PSO trained neural network model and its validation along with the error histogram.

Conclusions

In this research, the dynamic behavior of rocks was investigated under ambient conditions. The overall variation in the values of Qp, Qs, FRp, FRs, Zp, Zs, αp, αs, and v was estimated by 20–28, 10–17, 1.56–2.68 kHz, 1.02–1.76 kHz, 9–20 MPa*sec/m, 6–13 MPa*sec/m, 0.24–0.33 kHz, 0.19–0.34 kHz, and 0.16–0.22 respectively. The mean ratio factor value of Qr, FRr, Zr, αr, and v was determined by 1.366–1.773, 1.524–1.562, 1.523–1.561, 0.906–1.612, and 0.160–0.218 respectively. The outcomes of the dynamic response of rocks reveal that the stiffness of rocks increases against the excitation frequencies and then starts to decrease due to the development of new microcracks.

After the evaluation of the dynamic behavior of rocks, prediction modeling was performed to estimate the dynamic Poisson’s ratio. It was regressed with the Qr, FRr, Zr, and αr by using three backpropagation neural network algorithms including feed-forward, cascade-forward, and Elman. Overall, 15 models were developed by varying the number of neurons from 10 to 50. In the case of feed-forward and cascade-forward algorithms, the models with 40 neurons were found more plausible than the rest of the models. In the learning phase, the coefficient of determination for feed-forward and cascade-forward was estimated at 0.783 and 0.531 respectively. Whereas, during the validation stage, their coefficient of determination values were determined as 0.797 and 0.543 respectively. For Elman neural network algorithm, the model with 20 neurons was considered as best one. The coefficient of determination value for Elman net was calculated as 0.774. Among all models, the feed-forward model with 40 neurons comparatively performed much better. Therefore, a feed-forward net was chosen for the optimization to get a more robust model.

Results showed that the optimization of the selected model with the particle swarm optimization algorithm further improved its quality. After the training and validation of the model, its Pearson’s correlation coefficient and coefficient of determination values got increased from 0.885 to 0.980 and 0.797 to 0.954 respectively.
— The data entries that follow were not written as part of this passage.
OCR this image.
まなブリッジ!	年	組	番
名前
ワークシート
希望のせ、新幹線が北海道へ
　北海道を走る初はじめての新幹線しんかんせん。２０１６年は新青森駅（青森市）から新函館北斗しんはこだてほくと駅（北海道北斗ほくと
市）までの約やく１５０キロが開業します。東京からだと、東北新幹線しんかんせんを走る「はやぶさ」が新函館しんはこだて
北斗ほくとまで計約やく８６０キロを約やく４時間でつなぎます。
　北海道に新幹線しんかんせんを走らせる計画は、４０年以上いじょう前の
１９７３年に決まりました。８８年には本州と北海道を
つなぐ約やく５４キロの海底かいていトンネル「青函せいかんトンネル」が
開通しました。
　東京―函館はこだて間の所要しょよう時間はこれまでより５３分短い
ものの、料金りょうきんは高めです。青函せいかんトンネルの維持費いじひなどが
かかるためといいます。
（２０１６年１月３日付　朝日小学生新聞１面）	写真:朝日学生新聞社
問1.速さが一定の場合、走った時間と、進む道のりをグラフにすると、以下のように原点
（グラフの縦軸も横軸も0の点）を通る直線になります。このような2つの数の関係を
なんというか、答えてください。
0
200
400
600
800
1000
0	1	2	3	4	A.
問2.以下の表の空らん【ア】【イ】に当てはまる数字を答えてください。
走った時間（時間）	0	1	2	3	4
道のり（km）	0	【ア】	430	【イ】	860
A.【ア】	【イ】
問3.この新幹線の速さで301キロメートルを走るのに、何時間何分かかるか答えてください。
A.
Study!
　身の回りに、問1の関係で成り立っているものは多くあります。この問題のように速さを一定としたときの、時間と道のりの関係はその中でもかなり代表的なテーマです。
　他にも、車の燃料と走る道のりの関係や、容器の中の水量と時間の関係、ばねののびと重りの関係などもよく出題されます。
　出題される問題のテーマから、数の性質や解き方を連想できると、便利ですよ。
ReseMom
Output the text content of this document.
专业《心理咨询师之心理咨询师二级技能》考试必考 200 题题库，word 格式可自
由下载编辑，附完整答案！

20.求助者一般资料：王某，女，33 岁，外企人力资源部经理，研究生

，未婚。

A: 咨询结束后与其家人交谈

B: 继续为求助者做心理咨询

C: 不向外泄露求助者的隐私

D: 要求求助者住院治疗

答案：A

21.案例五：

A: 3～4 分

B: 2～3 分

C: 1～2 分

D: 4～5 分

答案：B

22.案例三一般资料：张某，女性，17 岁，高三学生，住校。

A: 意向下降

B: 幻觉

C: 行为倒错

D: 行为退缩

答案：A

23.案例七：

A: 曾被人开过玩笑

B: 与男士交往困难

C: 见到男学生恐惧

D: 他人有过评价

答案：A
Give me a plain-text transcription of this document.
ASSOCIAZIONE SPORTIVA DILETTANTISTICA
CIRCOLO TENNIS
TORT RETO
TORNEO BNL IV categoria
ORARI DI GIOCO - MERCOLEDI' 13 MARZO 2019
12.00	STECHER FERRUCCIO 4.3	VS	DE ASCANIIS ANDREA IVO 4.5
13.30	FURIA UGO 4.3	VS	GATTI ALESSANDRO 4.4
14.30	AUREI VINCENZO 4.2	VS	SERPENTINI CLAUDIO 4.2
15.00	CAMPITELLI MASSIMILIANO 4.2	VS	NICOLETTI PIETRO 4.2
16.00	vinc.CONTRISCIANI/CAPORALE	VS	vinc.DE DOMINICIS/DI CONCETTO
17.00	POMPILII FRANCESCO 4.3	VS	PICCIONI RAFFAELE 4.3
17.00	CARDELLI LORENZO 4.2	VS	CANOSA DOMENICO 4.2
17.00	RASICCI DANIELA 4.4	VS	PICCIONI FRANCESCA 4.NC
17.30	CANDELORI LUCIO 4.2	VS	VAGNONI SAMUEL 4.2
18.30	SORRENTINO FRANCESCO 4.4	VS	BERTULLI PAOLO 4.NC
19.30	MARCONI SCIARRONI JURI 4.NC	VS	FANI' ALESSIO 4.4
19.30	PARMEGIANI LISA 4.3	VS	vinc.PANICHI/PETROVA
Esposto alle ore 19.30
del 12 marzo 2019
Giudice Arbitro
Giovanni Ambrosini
It is evident from the outcomes of this study that the optimization makes the neural network model more significant and robust. This approach can be used to solve several problems regarding data modeling. Furthermore, the results of rock behavior under dynamic cyclic loading can be utilized as a reference in the design work of mega-structures and to anticipate construction material response subjected to dynamic loadings.